The advantage is that this can be used outside of CLI world without issues - one would be able to initialize Config without the need to import the enum class. It would be simply Config(optimizer=SGD(0.1)) instead of Config(optimizer=Optimizers.SGD). Another advantage is that it would be possible to pass optimizer config that is not pre-defined in the Enum.

edornd commented 11 months ago

Hey @janvainer! Thank you for the kind words! I'm glad this tiny library has been helpful, the objective (well, at least mine) was exactly to provide a composable configuration for ML purposes. I see your point and it would indeed be helpful, but it will require some thought for the implementation 🤔. The major problem I see here (if I understood correctly) is that the arguments would be defined by the choice of the parent, which is not known at creation time.

From the top of my head, I think it might be feasible by considering a Union of BaseModel as a multi-choice argument, at least for the root arg (i.e., --optimizer=adam), but I don't have a clean solution for subargs (--optim.lr=...).

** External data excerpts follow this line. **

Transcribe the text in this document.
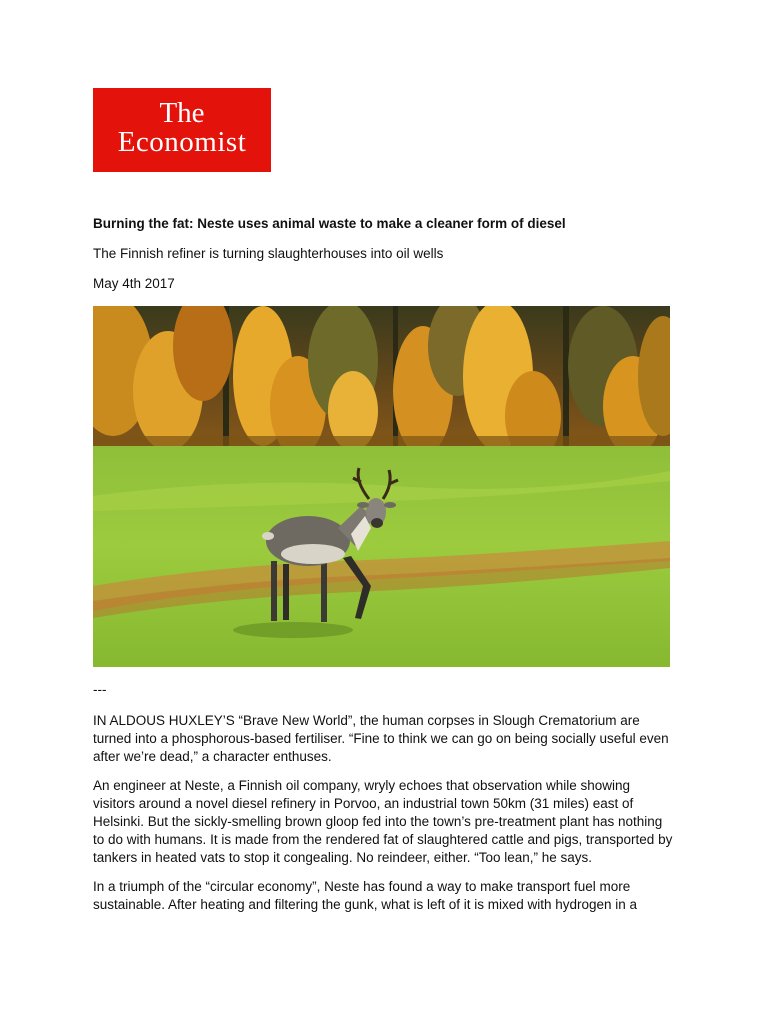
The
Economist
Burning the fat: Neste uses animal waste to make a cleaner form of diesel
The Finnish refiner is turning slaughterhouses into oil wells
May 4th 2017
---

IN ALDOUS HUXLEY’S “Brave New World”, the human corpses in Slough Crematorium are turned into a phosphorous-based fertiliser. “Fine to think we can go on being socially useful even after we’re dead,” a character enthuses.

An engineer at Neste, a Finnish oil company, wryly echoes that observation while showing visitors around a novel diesel refinery in Porvoo, an industrial town 50km (31 miles) east of Helsinki. But the sickly-smelling brown gloop fed into the town’s pre-treatment plant has nothing to do with humans. It is made from the rendered fat of slaughtered cattle and pigs, transported by tankers in heated vats to stop it congealing. No reindeer, either. “Too lean,” he says.

In a triumph of the “circular economy”, Neste has found a way to make transport fuel more sustainable. After heating and filtering the gunk, what is left of it is mixed with hydrogen in a
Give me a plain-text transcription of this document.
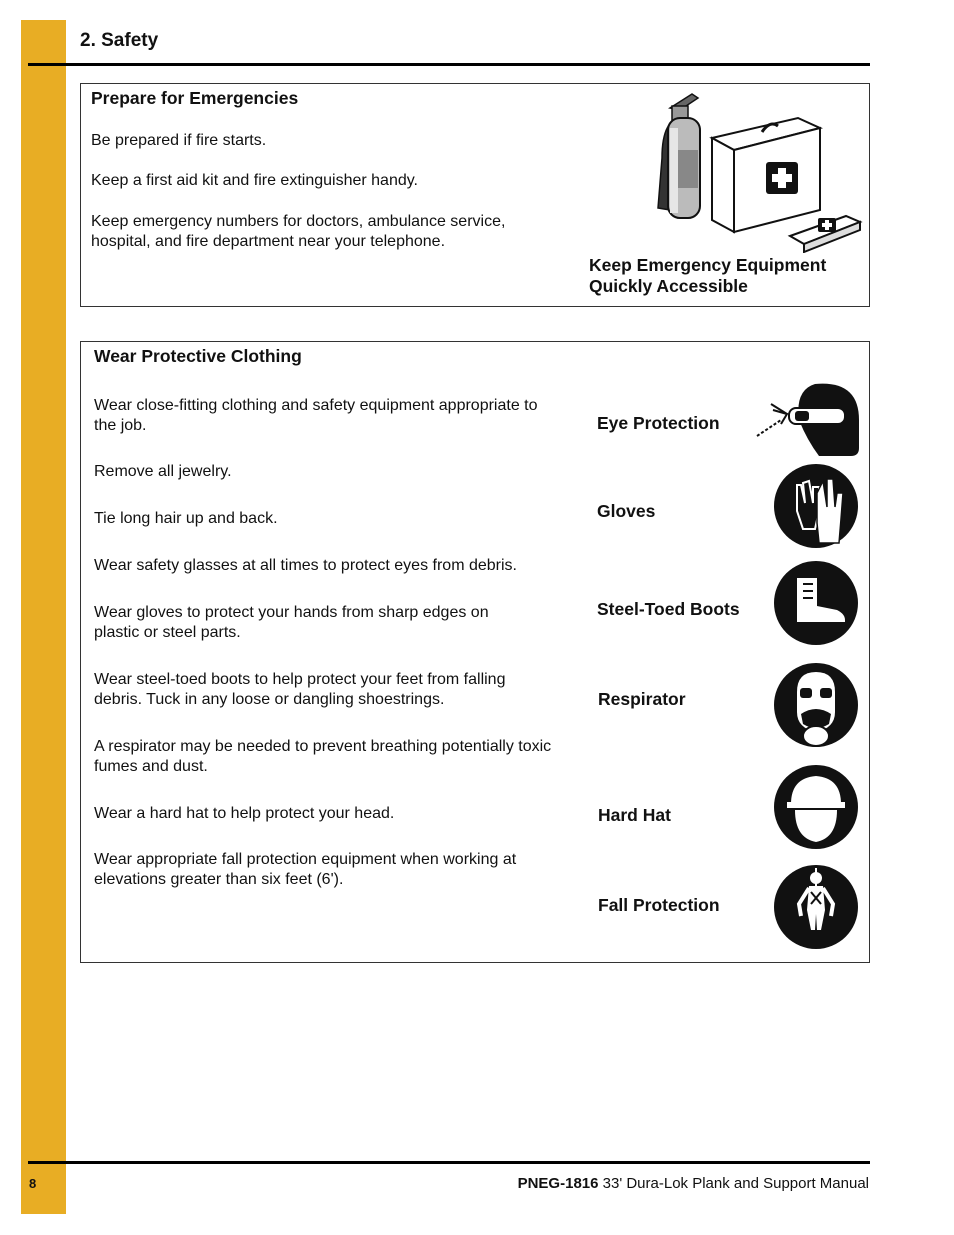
2. Safety
Prepare for Emergencies
Be prepared if fire starts.
Keep a first aid kit and fire extinguisher handy.
Keep emergency numbers for doctors, ambulance service, hospital, and fire department near your telephone.
Keep Emergency Equipment
Quickly Accessible
Wear Protective Clothing
Wear close-fitting clothing and safety equipment appropriate to the job.
Remove all jewelry.
Tie long hair up and back.
Wear safety glasses at all times to protect eyes from debris.
Wear gloves to protect your hands from sharp edges on plastic or steel parts.
Wear steel-toed boots to help protect your feet from falling debris. Tuck in any loose or dangling shoestrings.
A respirator may be needed to prevent breathing potentially toxic fumes and dust.
Wear a hard hat to help protect your head.
Wear appropriate fall protection equipment when working at elevations greater than six feet (6').
Eye Protection
Gloves
Steel-Toed Boots
Respirator
Hard Hat
Fall Protection
8	PNEG-1816 33' Dura-Lok Plank and Support Manual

I'll give it a try soon though! In the meantime, I was using something like this for this very purpose:

from enum import Enum

from argdantic import ArgParser

# imagine using torch optimizers
# there should be a base class for this
class Optimizer:
    def __init__(self, name: str, lr: float):
        self.name = name
        self.lr = lr

class SGD(Optimizer):
    def __init__(self, lr: float):
        super().__init__("SGD", lr)

class Adam(Optimizer):
    def __init__(self, lr: float):
        super().__init__("Adam", lr)

# define an Enum where the values are the classes
# or a partial(Class, fixed arguments)
class Optimizers(Enum):
    sgd = SGD
    adam = Adam

cli = ArgParser()

# make the user select the class, then use other arguments
# to define the input parameters
@cli.command()
def main(
    optimizer: Optimizers = Optimizers.sgd,
    lr: float = 0.01,
    epochs: int = 10,
    batch_size: int = 32,
):
    print(optimizer.value(lr))
    print(lr)
    print(epochs)
    print(batch_size)

if __name__ == "__main__":
    cli()

I agree that this is a workaround, but at least allows this sort of mechanism to an extent. I'll see what can be done!

janvainer commented 11 months ago

Thank you for your response and the code! Yes, it is a bit cumbersome. Please keep me in the loop! ;) I am curious how this unfolds.